In the end, they agree on pizza from Deja Vu Pizza and Pasta on 16th Street.

Under the streetlight outside as they wait for their food, they talk about past outings.

They recall days at skate parks, visits to the Academy of Sciences and the Exploratorium, movies at the Metreon and going on rides at theme parks. They chuckle at the mention of Miguel’s nickname, el vampiro, the vampire, given to him by one of his four brothers.

From Juan Carlos’ phone, they play We No Speak Americano, a techno song with the same beat and lyrics that play over again. As they make fun of the song’s simplicity, the three bop their heads from side to side.

Getting Personal

At one point, when Juan Carlos goes inside the restaurant, Antonio admits that he tells Juan Carlos things he doesn’t tell other people.
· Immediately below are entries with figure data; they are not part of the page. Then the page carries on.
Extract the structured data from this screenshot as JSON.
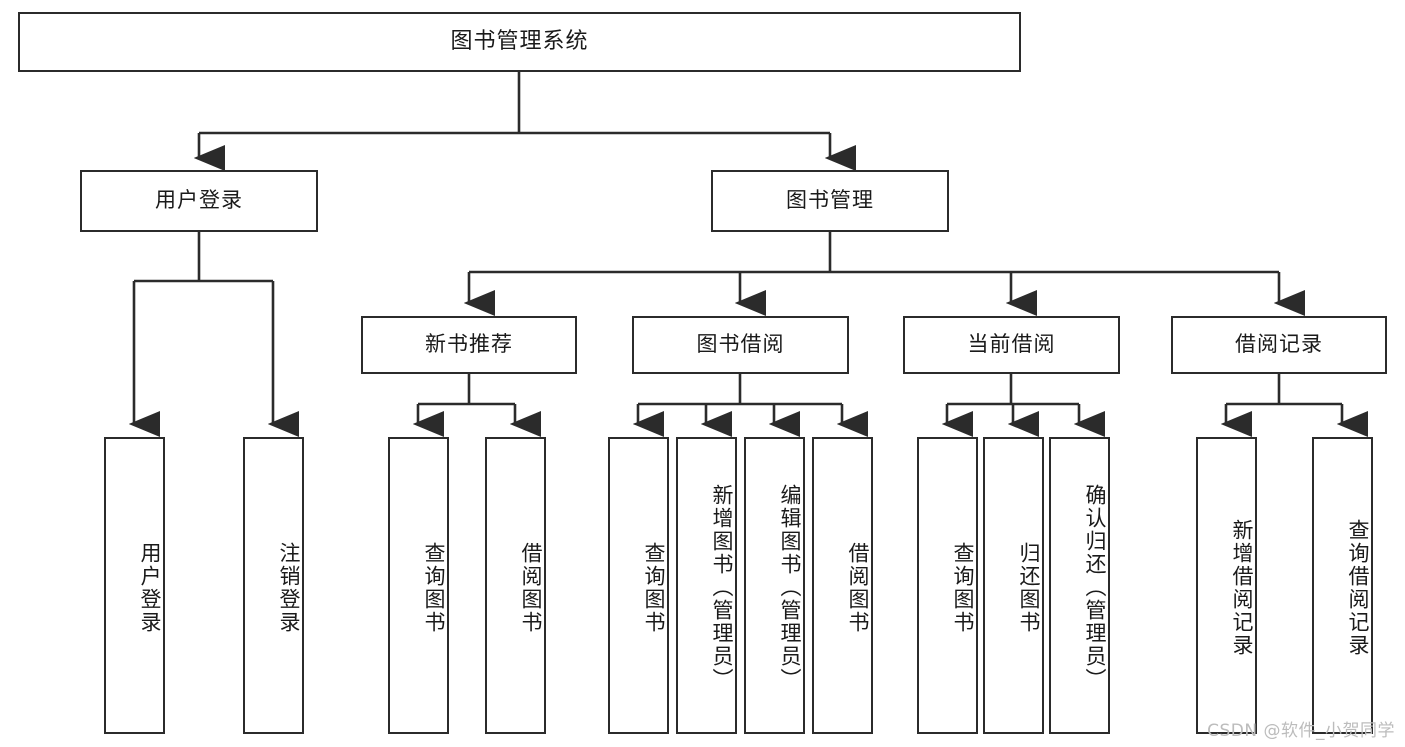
{
  "diagram": {
    "type": "tree-hierarchy-flowchart",
    "title": "图书管理系统",
    "watermark": "CSDN @软件_小贺同学",
    "colors": {
      "box_border": "#2b2b2b",
      "box_fill": "#ffffff",
      "connector": "#2b2b2b",
      "text": "#1a1a1a",
      "watermark": "#bcbcbc",
      "background": "#ffffff"
    },
    "nodes": {
      "root": {
        "label": "图书管理系统",
        "level": 1
      },
      "l2": [
        {
          "id": "user-login",
          "label": "用户登录",
          "level": 2
        },
        {
          "id": "book-management",
          "label": "图书管理",
          "level": 2
        }
      ],
      "l3": [
        {
          "id": "new-book-recommend",
          "label": "新书推荐",
          "level": 3,
          "parent": "book-management"
        },
        {
          "id": "book-borrow",
          "label": "图书借阅",
          "level": 3,
          "parent": "book-management"
        },
        {
          "id": "current-borrow",
          "label": "当前借阅",
          "level": 3,
          "parent": "book-management"
        },
        {
          "id": "borrow-record",
          "label": "借阅记录",
          "level": 3,
          "parent": "book-management"
        }
      ],
      "leaves": [
        {
          "id": "leaf-user-login",
          "label": "用户登录",
          "parent": "user-login"
        },
        {
          "id": "leaf-logout",
          "label": "注销登录",
          "parent": "user-login"
        },
        {
          "id": "leaf-query-book-1",
          "label": "查询图书",
          "parent": "new-book-recommend"
        },
        {
          "id": "leaf-borrow-book-1",
          "label": "借阅图书",
          "parent": "new-book-recommend"
        },
        {
          "id": "leaf-query-book-2",
          "label": "查询图书",
          "parent": "book-borrow"
        },
        {
          "id": "leaf-add-book",
          "label": "新增图书（管理员）",
          "parent": "book-borrow"
        },
        {
          "id": "leaf-edit-book",
          "label": "编辑图书（管理员）",
          "parent": "book-borrow"
        },
        {
          "id": "leaf-borrow-book-2",
          "label": "借阅图书",
          "parent": "book-borrow"
        },
        {
          "id": "leaf-query-book-3",
          "label": "查询图书",
          "parent": "current-borrow"
        },
        {
          "id": "leaf-return-book",
          "label": "归还图书",
          "parent": "current-borrow"
        },
        {
          "id": "leaf-confirm-return",
          "label": "确认归还（管理员）",
          "parent": "current-borrow"
        },
        {
          "id": "leaf-add-record",
          "label": "新增借阅记录",
          "parent": "borrow-record"
        },
        {
          "id": "leaf-query-record",
          "label": "查询借阅记录",
          "parent": "borrow-record"
        }
      ]
    }
  }
}
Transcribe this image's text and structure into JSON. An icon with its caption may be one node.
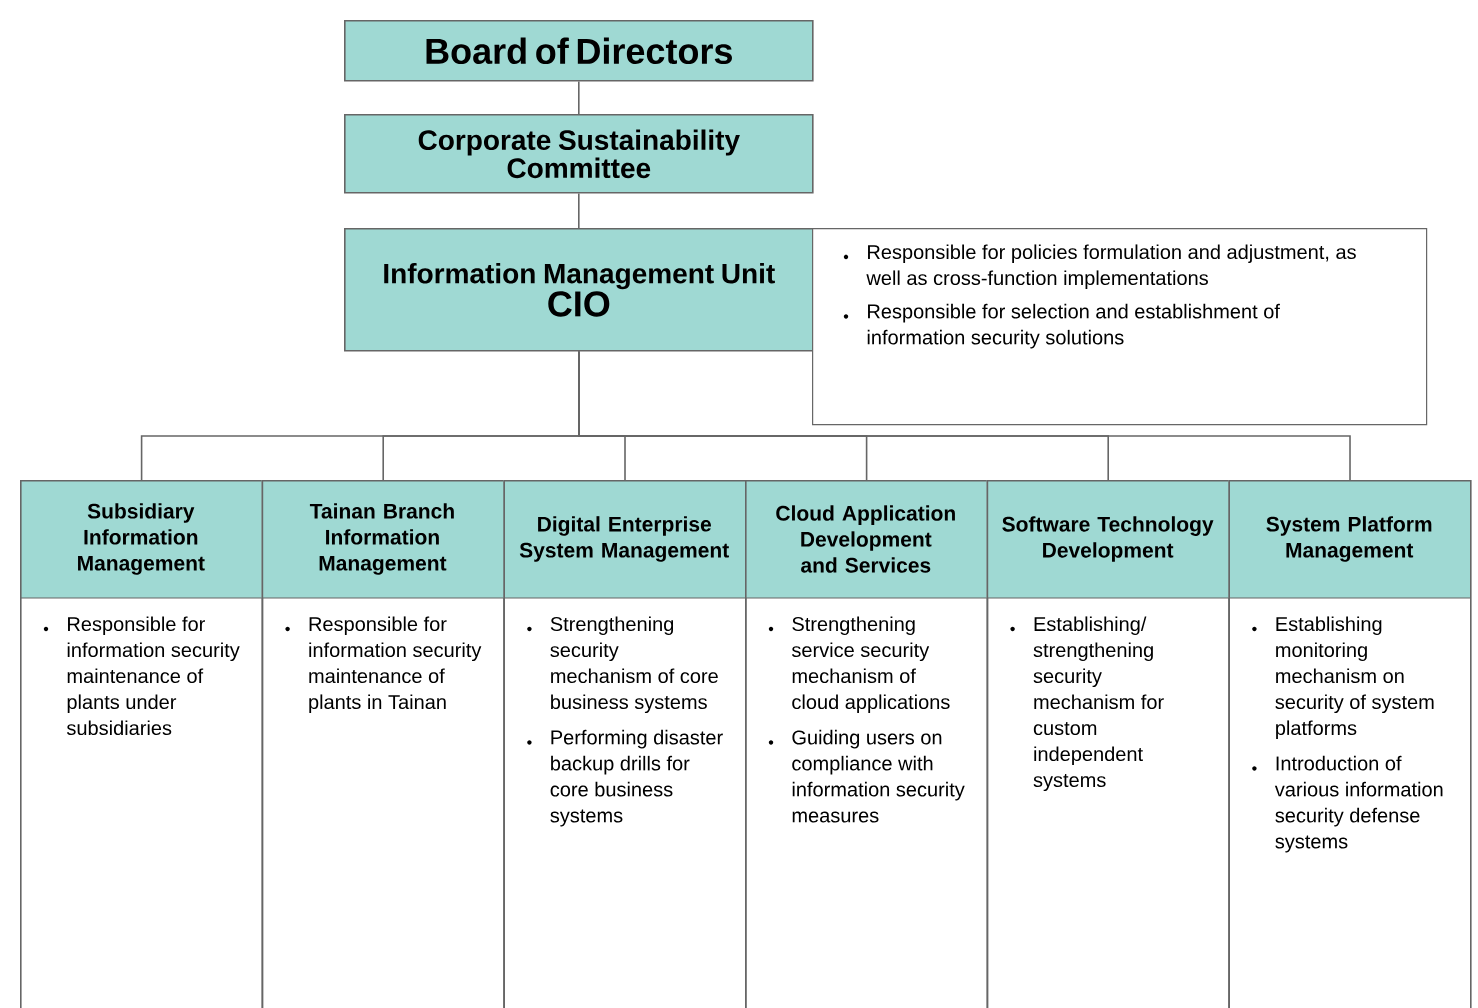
{
  "diagram": {
    "nodes": [
      {
        "text": [
          "Board of Directors"
        ]
      },
      {
        "text": [
          "Corporate Sustainability Committee"
        ]
      },
      {
        "text": [
          "Information Management Unit",
          "CIO"
        ]
      },
      {
        "text": [
          "Responsible for policies formulation and adjustment, as well as cross-function implementations",
          "Responsible for selection and establishment of information security solutions"
        ]
      },
      {
        "text": [
          "Subsidiary Information Management",
          "Responsible for information security maintenance of plants under subsidiaries"
        ]
      },
      {
        "text": [
          "Tainan Branch Information Management",
          "Responsible for information security maintenance of plants in Tainan"
        ]
      },
      {
        "text": [
          "Digital Enterprise System Management",
          "Strengthening security mechanism of core business systems",
          "Performing disaster backup drills for core business systems"
        ]
      },
      {
        "text": [
          "Cloud Application Development and Services",
          "Strengthening service security mechanism of cloud applications",
          "Guiding users on compliance with information security measures"
        ]
      },
      {
        "text": [
          "Software Technology Development",
          "Establishing/ strengthening security mechanism for custom independent systems"
        ]
      },
      {
        "text": [
          "System Platform Management",
          "Establishing monitoring mechanism on security of system platforms",
          "Introduction of various information security defense systems"
        ]
      }
    ],
    "edges": [
      {
        "from": 0,
        "to": 1,
        "arrow": "none"
      },
      {
        "from": 1,
        "to": 2,
        "arrow": "none"
      },
      {
        "from": 2,
        "to": 4,
        "arrow": "none"
      },
      {
        "from": 2,
        "to": 5,
        "arrow": "none"
      },
      {
        "from": 2,
        "to": 6,
        "arrow": "none"
      },
      {
        "from": 2,
        "to": 7,
        "arrow": "none"
      },
      {
        "from": 2,
        "to": 8,
        "arrow": "none"
      },
      {
        "from": 2,
        "to": 9,
        "arrow": "none"
      }
    ]
  }
}
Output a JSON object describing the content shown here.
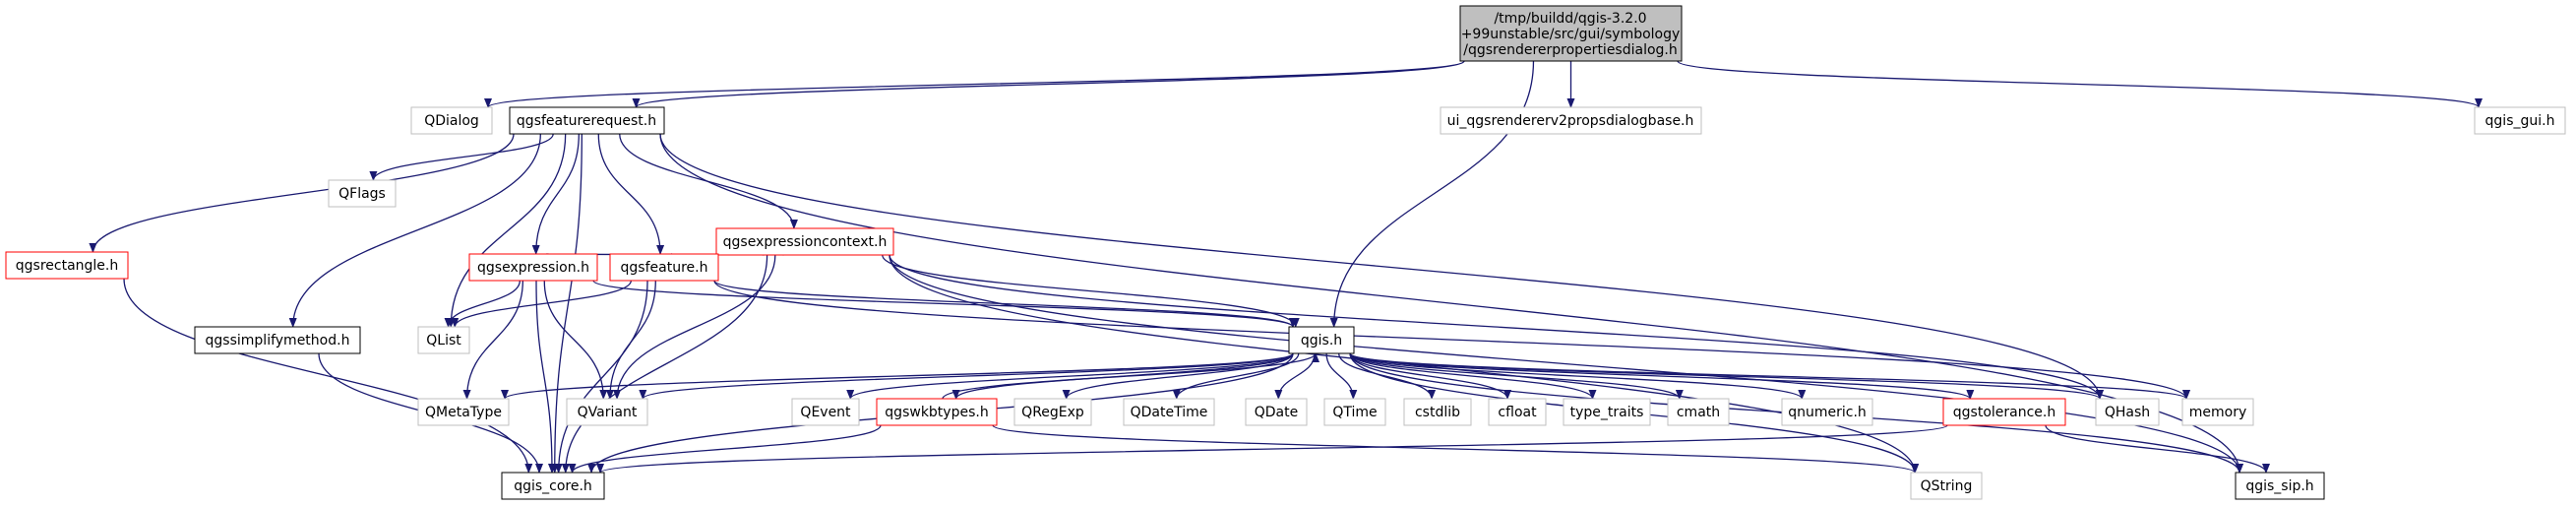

“Twice this year he’s talked to me about personal things he’s been affected by. I feel privileged that he shares that with me,” Juan Carlos had said two weeks earlier. “For me, that’s worth three or four years of waiting, and then some.”

In a sense, Antonio and Juan Carlos each see their relationship as more than just mentor/mentee.

“I have two [biological] sisters and two [biological] brothers. But with JC, I have three brothers,” said Antonio.

Juan Carlos said he became a volunteer “partly for selfish reasons.” He has a big family in Los Angeles and missed having playmates around all the time.

He tries to see the boys once or twice a month. They have big plans for next spring — Juan Carlos wants to rent an RV and take the boys, along with Antonio’s family, to Los Angeles to meet his family.

His approach to his relationship with Antonio is “to just be there for him — be a friend.”

“I’m giving him things, knowledge. But I don’t have the world figured out,” he said, adding that he learns many life lessons from Antonio as well.

“The way I see it, we’re holding hands with each other while we walk for a little while.”